The current wave may differ from earlier waves in other ways as well. More than a few immigration scholars have voiced skepticism that the children and grandchildren of today’s Hispanic immigrants will enjoy the same upward mobility experienced by the offspring of European immigrants in previous centuries.3
Their reasons vary, and not all are consistent with one another. Some scholars point to structural changes in modern economies that make it more difficult for unskilled laborers to climb into the middle class. Some say the illegal status of so many of today’s immigrants is a major obstacle to their upward mobility. Some say the close proximity of today’s sending countries and the relative ease of modern global communication reduce the felt need of immigrants and their families to acculturate to their new country. Some say the fatalism of Latin American cultures is a poor fit in a society built on Anglo-Saxon values. Some say that America’s growing tolerance for cultural diversity may encourage modern immigrants and their offspring to retain ethnic identities that were seen by yesterday’s immigrants as a handicap. (The melting pot is dead. Long live the salad bowl.) Alternatively, some say that Latinos’ brown skin makes assimilation difficult in a country where white remains the racial norm.
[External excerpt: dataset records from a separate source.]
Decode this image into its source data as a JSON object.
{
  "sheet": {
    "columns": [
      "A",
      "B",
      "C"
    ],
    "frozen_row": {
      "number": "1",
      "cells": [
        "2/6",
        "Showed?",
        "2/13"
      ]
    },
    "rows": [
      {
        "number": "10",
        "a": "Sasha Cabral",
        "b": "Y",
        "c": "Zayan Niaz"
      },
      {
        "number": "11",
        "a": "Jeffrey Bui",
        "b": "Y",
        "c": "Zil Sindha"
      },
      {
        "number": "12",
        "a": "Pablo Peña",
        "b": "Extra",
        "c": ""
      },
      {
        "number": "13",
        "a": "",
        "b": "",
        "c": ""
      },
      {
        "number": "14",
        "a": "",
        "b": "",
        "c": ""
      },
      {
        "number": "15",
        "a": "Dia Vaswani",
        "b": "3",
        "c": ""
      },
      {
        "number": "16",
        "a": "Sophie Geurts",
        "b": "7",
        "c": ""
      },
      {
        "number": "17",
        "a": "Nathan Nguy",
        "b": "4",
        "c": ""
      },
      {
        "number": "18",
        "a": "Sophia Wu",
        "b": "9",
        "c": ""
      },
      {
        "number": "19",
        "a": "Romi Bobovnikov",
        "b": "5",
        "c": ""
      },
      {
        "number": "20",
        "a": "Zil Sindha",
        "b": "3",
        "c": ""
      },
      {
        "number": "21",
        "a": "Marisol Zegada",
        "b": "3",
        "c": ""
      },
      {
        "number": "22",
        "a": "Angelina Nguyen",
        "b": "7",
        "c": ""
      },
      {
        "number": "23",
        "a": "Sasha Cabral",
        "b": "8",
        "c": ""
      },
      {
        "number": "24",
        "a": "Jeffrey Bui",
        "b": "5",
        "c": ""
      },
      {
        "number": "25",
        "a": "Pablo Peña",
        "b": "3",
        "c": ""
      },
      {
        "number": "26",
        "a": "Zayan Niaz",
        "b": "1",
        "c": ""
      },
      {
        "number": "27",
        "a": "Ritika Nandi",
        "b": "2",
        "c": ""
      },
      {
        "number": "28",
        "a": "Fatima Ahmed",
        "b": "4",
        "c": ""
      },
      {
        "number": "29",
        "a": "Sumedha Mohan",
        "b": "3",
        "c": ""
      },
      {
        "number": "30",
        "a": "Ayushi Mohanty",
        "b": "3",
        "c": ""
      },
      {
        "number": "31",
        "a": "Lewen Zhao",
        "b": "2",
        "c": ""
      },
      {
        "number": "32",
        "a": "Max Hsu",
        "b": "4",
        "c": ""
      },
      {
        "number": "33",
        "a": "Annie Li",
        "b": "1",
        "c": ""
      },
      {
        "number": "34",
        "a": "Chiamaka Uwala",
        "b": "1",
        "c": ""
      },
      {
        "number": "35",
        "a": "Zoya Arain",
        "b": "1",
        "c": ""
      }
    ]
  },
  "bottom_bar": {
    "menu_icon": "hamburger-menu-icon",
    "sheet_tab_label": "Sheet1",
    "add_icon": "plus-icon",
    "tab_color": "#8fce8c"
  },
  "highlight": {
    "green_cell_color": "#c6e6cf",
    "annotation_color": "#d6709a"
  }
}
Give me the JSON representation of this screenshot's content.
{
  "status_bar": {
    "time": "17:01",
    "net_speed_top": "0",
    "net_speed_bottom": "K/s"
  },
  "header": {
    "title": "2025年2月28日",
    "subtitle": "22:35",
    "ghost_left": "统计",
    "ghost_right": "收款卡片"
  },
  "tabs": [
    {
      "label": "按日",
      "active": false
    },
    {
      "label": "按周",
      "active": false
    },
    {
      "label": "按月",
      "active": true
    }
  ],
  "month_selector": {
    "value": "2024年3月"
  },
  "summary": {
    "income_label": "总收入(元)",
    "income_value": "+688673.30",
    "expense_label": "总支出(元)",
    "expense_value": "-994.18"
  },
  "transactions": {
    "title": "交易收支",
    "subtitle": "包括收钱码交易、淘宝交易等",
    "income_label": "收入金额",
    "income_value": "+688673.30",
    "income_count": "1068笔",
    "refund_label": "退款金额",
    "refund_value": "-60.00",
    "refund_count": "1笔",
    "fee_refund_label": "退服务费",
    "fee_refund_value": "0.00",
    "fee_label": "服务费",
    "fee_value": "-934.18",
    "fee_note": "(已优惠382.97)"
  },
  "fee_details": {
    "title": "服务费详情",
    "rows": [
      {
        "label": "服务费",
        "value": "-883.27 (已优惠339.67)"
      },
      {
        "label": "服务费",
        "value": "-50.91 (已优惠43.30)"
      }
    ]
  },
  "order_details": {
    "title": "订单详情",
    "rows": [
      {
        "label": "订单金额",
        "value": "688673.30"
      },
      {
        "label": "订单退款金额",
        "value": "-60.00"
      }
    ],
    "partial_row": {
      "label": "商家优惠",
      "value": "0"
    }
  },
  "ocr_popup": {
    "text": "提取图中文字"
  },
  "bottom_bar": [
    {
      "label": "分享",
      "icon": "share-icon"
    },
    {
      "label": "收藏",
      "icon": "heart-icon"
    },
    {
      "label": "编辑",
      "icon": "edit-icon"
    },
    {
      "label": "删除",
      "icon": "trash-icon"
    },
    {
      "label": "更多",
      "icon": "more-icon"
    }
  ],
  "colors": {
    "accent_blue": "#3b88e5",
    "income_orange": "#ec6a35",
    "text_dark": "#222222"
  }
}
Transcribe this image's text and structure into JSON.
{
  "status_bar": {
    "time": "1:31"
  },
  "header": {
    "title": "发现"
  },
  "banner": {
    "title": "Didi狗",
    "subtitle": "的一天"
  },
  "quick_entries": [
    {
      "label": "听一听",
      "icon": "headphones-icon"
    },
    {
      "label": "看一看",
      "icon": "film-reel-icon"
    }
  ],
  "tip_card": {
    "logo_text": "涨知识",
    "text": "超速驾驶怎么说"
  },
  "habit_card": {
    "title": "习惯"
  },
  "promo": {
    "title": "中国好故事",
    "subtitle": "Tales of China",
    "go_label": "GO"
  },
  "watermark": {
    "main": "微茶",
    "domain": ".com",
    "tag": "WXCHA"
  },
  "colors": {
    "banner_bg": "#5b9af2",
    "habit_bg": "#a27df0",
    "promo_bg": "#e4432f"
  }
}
It will probably take at least another generation’s worth of new facts on the ground to know whether these theories have merit. But it is not too soon to take some snapshots and lay down some markers. This report does so by assembling a wide range of empirical evidence (some generated by our own new survey; some by our analysis of government data) and subjecting it to a series of comparisons: between Latinos and non-Latinos; between young Latinos and older Latinos; between foreign-born Latinos and native-born Latinos; and between first, second, and third and higher generations of Latinos.
The generational analyses presented here do not compare the outcomes of individual Latino immigrants with those of their own children or grandchildren. Instead, our generational analysis compares today’s young Latino immigrants with today’s children and grandchildren of yesterday’s immigrants. As such, the report can provide some insights into the intergenerational mobility of an immigrant group over time. But it cannot fully disentangle the many factors that may help explain the observed patterns-be they compositional effects (the different skills, education levels and other forms of human capital that different cohorts of immigrants bring) or period effects (the different economic conditions that confront immigrants in different time periods).
Readers should be especially careful when interpreting findings about the third and higher generation, for this is a very diverse group. We estimate that about 40% are the grandchildren of Latin American immigrants, while the remainder can trace their roots in this country much farther back in time.
For some in this mixed group, endemic poverty and its attendant social ills have been a part of their families, barrios and colonias for generations, even centuries. Meantime, others in the third and higher generation have been upwardly mobile in ways consistent with the generational trajectories of European immigrant groups. Because the data we use in this report do not allow us to separate out the different demographic sub-groups within the third and higher generation, the overall numbers we present are averages that often mask large variances within this generation.